Regardless of whether PA was oral or written, GJohn's absorption of PA demonstrates that, into the second and third centuries, written gospel texts, even authoritative ones, functioned in a 'performance mode' in light of the texts' scribe (or performer) and readers (or [intended] audience). The interpolator was both a reader of GJohn's author and an author in his own right, modifying GJohn in light of his (intended) audience. PA is thus primary evidence that long-held assumptions that written tradition was 'fixed' while oral tradition was 'free' are incorrect. (Keith 2009: 259)
Keith's point about the problematic assumptions upon which NT scholarship has depended since at least the rise of form criticism in the first third of the twentieth century is dead right. If we accept any literary explanation of the synoptic gospels' interrelationships (e.g., the Two-Source Hypothesis or the Farrer Theory), we are similarly hard-pressed to explain how later evangelists could handle the text(s) at their disposal without a sense that they were falsifying those texts. The answer (or a significant part thereof) must be the altogether different conception of fixity current among ancient Christians. Moreover, this conception of fixity (for the early Christians clearly and demonstrably did think their traditions were fixed and stable, despite [and even in the face of] the variations between them) applied to both oral and written expressions of tradition and was capable of, among other things, incorporating interpolations such as PA.

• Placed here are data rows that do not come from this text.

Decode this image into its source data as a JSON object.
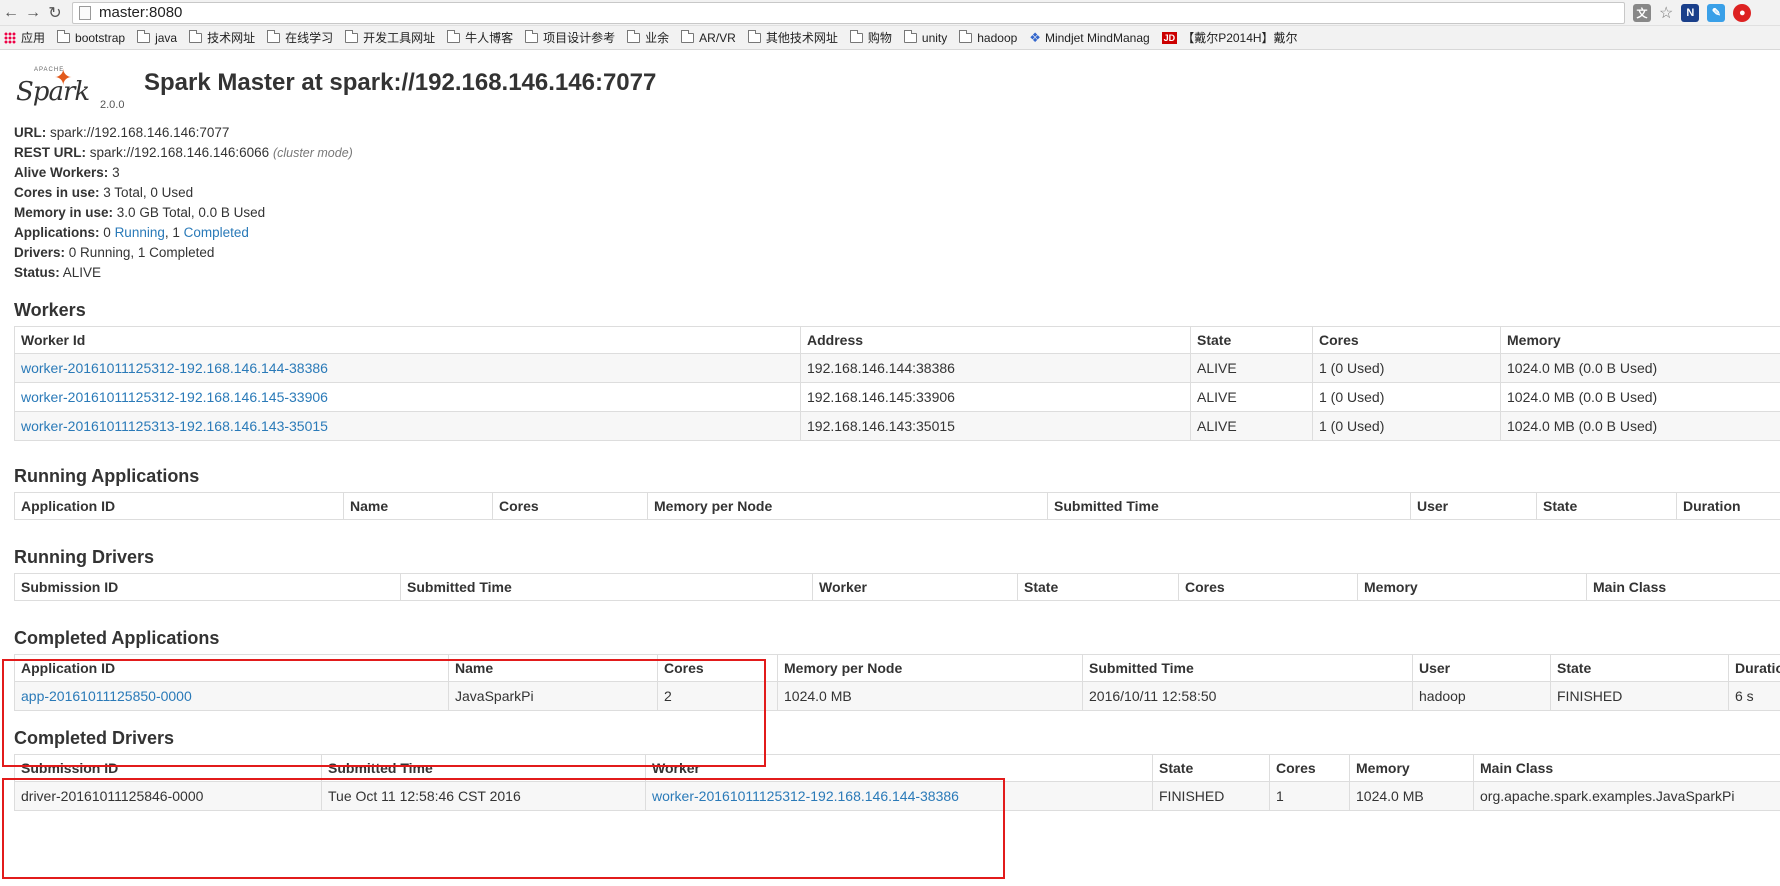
{
  "browser": {
    "url": "master:8080",
    "bookmarks": [
      "应用",
      "bootstrap",
      "java",
      "技术网址",
      "在线学习",
      "开发工具网址",
      "牛人博客",
      "项目设计参考",
      "业余",
      "AR/VR",
      "其他技术网址",
      "购物",
      "unity",
      "hadoop",
      "Mindjet MindManag",
      "【戴尔P2014H】戴尔"
    ]
  },
  "header": {
    "logo_apache": "APACHE",
    "logo_word": "Spark",
    "version": "2.0.0",
    "title": "Spark Master at spark://192.168.146.146:7077"
  },
  "summary": {
    "url_label": "URL:",
    "url_value": "spark://192.168.146.146:7077",
    "rest_label": "REST URL:",
    "rest_value": "spark://192.168.146.146:6066",
    "rest_mode": "(cluster mode)",
    "workers_label": "Alive Workers:",
    "workers_value": "3",
    "cores_label": "Cores in use:",
    "cores_value": "3 Total, 0 Used",
    "memory_label": "Memory in use:",
    "memory_value": "3.0 GB Total, 0.0 B Used",
    "apps_label": "Applications:",
    "apps_prefix": "0",
    "apps_running": "Running",
    "apps_sep": ", 1",
    "apps_completed": "Completed",
    "drivers_label": "Drivers:",
    "drivers_value": "0 Running, 1 Completed",
    "status_label": "Status:",
    "status_value": "ALIVE"
  },
  "workers": {
    "title": "Workers",
    "headers": [
      "Worker Id",
      "Address",
      "State",
      "Cores",
      "Memory"
    ],
    "rows": [
      [
        "worker-20161011125312-192.168.146.144-38386",
        "192.168.146.144:38386",
        "ALIVE",
        "1 (0 Used)",
        "1024.0 MB (0.0 B Used)"
      ],
      [
        "worker-20161011125312-192.168.146.145-33906",
        "192.168.146.145:33906",
        "ALIVE",
        "1 (0 Used)",
        "1024.0 MB (0.0 B Used)"
      ],
      [
        "worker-20161011125313-192.168.146.143-35015",
        "192.168.146.143:35015",
        "ALIVE",
        "1 (0 Used)",
        "1024.0 MB (0.0 B Used)"
      ]
    ]
  },
  "running_apps": {
    "title": "Running Applications",
    "headers": [
      "Application ID",
      "Name",
      "Cores",
      "Memory per Node",
      "Submitted Time",
      "User",
      "State",
      "Duration"
    ]
  },
  "running_drivers": {
    "title": "Running Drivers",
    "headers": [
      "Submission ID",
      "Submitted Time",
      "Worker",
      "State",
      "Cores",
      "Memory",
      "Main Class"
    ]
  },
  "completed_apps": {
    "title": "Completed Applications",
    "headers": [
      "Application ID",
      "Name",
      "Cores",
      "Memory per Node",
      "Submitted Time",
      "User",
      "State",
      "Duratio"
    ],
    "rows": [
      [
        "app-20161011125850-0000",
        "JavaSparkPi",
        "2",
        "1024.0 MB",
        "2016/10/11 12:58:50",
        "hadoop",
        "FINISHED",
        "6 s"
      ]
    ]
  },
  "completed_drivers": {
    "title": "Completed Drivers",
    "headers": [
      "Submission ID",
      "Submitted Time",
      "Worker",
      "State",
      "Cores",
      "Memory",
      "Main Class"
    ],
    "rows": [
      [
        "driver-20161011125846-0000",
        "Tue Oct 11 12:58:46 CST 2016",
        "worker-20161011125312-192.168.146.144-38386",
        "FINISHED",
        "1",
        "1024.0 MB",
        "org.apache.spark.examples.JavaSparkPi"
      ]
    ]
  },
  "colors": {
    "link": "#2a7ab8",
    "highlight": "#e21b1b",
    "logo_star": "#e25a1c"
  }
}
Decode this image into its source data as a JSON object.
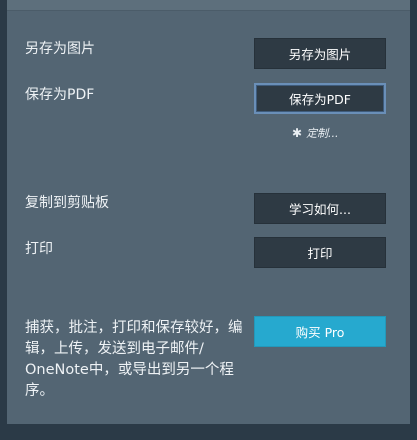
{
  "actions": {
    "save_as_image": {
      "label": "另存为图片",
      "button": "另存为图片"
    },
    "save_as_pdf": {
      "label": "保存为PDF",
      "button": "保存为PDF",
      "customize": "定制..."
    },
    "copy_to_clipboard": {
      "label": "复制到剪贴板",
      "button": "学习如何..."
    },
    "print": {
      "label": "打印",
      "button": "打印"
    }
  },
  "upgrade": {
    "description": "捕获，批注，打印和保存较好，编辑，上传，发送到电子邮件/ OneNote中，或导出到另一个程序。",
    "button": "购买 Pro"
  },
  "icons": {
    "customize": "gear-icon"
  },
  "colors": {
    "panel": "#536573",
    "button": "#2e3a44",
    "pro_button": "#26a9cf",
    "focus_border": "#6a8fb8"
  }
}
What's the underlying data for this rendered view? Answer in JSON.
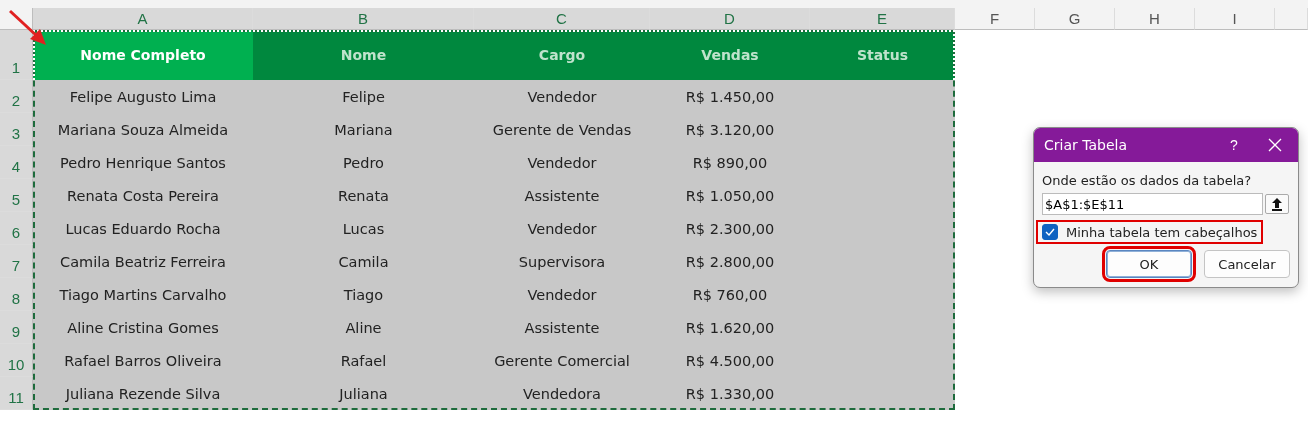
{
  "sheet": {
    "columns": [
      {
        "label": "A",
        "selected": true
      },
      {
        "label": "B",
        "selected": true
      },
      {
        "label": "C",
        "selected": true
      },
      {
        "label": "D",
        "selected": true
      },
      {
        "label": "E",
        "selected": true
      },
      {
        "label": "F",
        "selected": false
      },
      {
        "label": "G",
        "selected": false
      },
      {
        "label": "H",
        "selected": false
      },
      {
        "label": "I",
        "selected": false
      }
    ],
    "row_numbers": [
      {
        "label": "1",
        "selected": true
      },
      {
        "label": "2",
        "selected": true
      },
      {
        "label": "3",
        "selected": true
      },
      {
        "label": "4",
        "selected": true
      },
      {
        "label": "5",
        "selected": true
      },
      {
        "label": "6",
        "selected": true
      },
      {
        "label": "7",
        "selected": true
      },
      {
        "label": "8",
        "selected": true
      },
      {
        "label": "9",
        "selected": true
      },
      {
        "label": "10",
        "selected": true
      },
      {
        "label": "11",
        "selected": true
      }
    ],
    "header": [
      {
        "text": "Nome Completo",
        "selected": true
      },
      {
        "text": "Nome",
        "selected": false
      },
      {
        "text": "Cargo",
        "selected": false
      },
      {
        "text": "Vendas",
        "selected": false
      },
      {
        "text": "Status",
        "selected": false
      }
    ],
    "rows": [
      [
        "Felipe Augusto Lima",
        "Felipe",
        "Vendedor",
        "R$ 1.450,00",
        ""
      ],
      [
        "Mariana Souza Almeida",
        "Mariana",
        "Gerente de Vendas",
        "R$ 3.120,00",
        ""
      ],
      [
        "Pedro Henrique Santos",
        "Pedro",
        "Vendedor",
        "R$ 890,00",
        ""
      ],
      [
        "Renata Costa Pereira",
        "Renata",
        "Assistente",
        "R$ 1.050,00",
        ""
      ],
      [
        "Lucas Eduardo Rocha",
        "Lucas",
        "Vendedor",
        "R$ 2.300,00",
        ""
      ],
      [
        "Camila Beatriz Ferreira",
        "Camila",
        "Supervisora",
        "R$ 2.800,00",
        ""
      ],
      [
        "Tiago Martins Carvalho",
        "Tiago",
        "Vendedor",
        "R$ 760,00",
        ""
      ],
      [
        "Aline Cristina Gomes",
        "Aline",
        "Assistente",
        "R$ 1.620,00",
        ""
      ],
      [
        "Rafael Barros Oliveira",
        "Rafael",
        "Gerente Comercial",
        "R$ 4.500,00",
        ""
      ],
      [
        "Juliana Rezende Silva",
        "Juliana",
        "Vendedora",
        "R$ 1.330,00",
        ""
      ]
    ]
  },
  "dialog": {
    "title": "Criar Tabela",
    "help": "?",
    "prompt": "Onde estão os dados da tabela?",
    "range_value": "$A$1:$E$11",
    "checkbox": {
      "label": "Minha tabela tem cabeçalhos",
      "checked": true,
      "highlighted": true
    },
    "buttons": [
      {
        "label": "OK",
        "default": true,
        "highlighted": true
      },
      {
        "label": "Cancelar",
        "default": false,
        "highlighted": false
      }
    ]
  }
}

But that's not actually what caught my interest, and so I've emended this post's title by adding the parenthetical qualifier. I was particularly pleased to see Keith's suggestion that the [written] text of John's gospel functioned along the lines of a performance of the Jesus tradition. This idea has not, unless I've missed it, played a significant role in his argument throughout The Pericope Adulterae; it is, on the other hand, a significant aspect of my argument in Structuring Early Christian Memory: Jesus in Tradition, Performance, and Text (London and New York: T&T Clark, 2010). The idea of the written texts themselves—texts that have been subjected to intense examination in all their minutiae and presumed to exist in a stable form similar to our familiar NA27 or UBS4rev—as performances of the tradition rather than the final expressions of the tradition will likely be one of the (if not the) most significant advances in gospels scholarship in the next generation. But then again, I would say that, wouldn't I?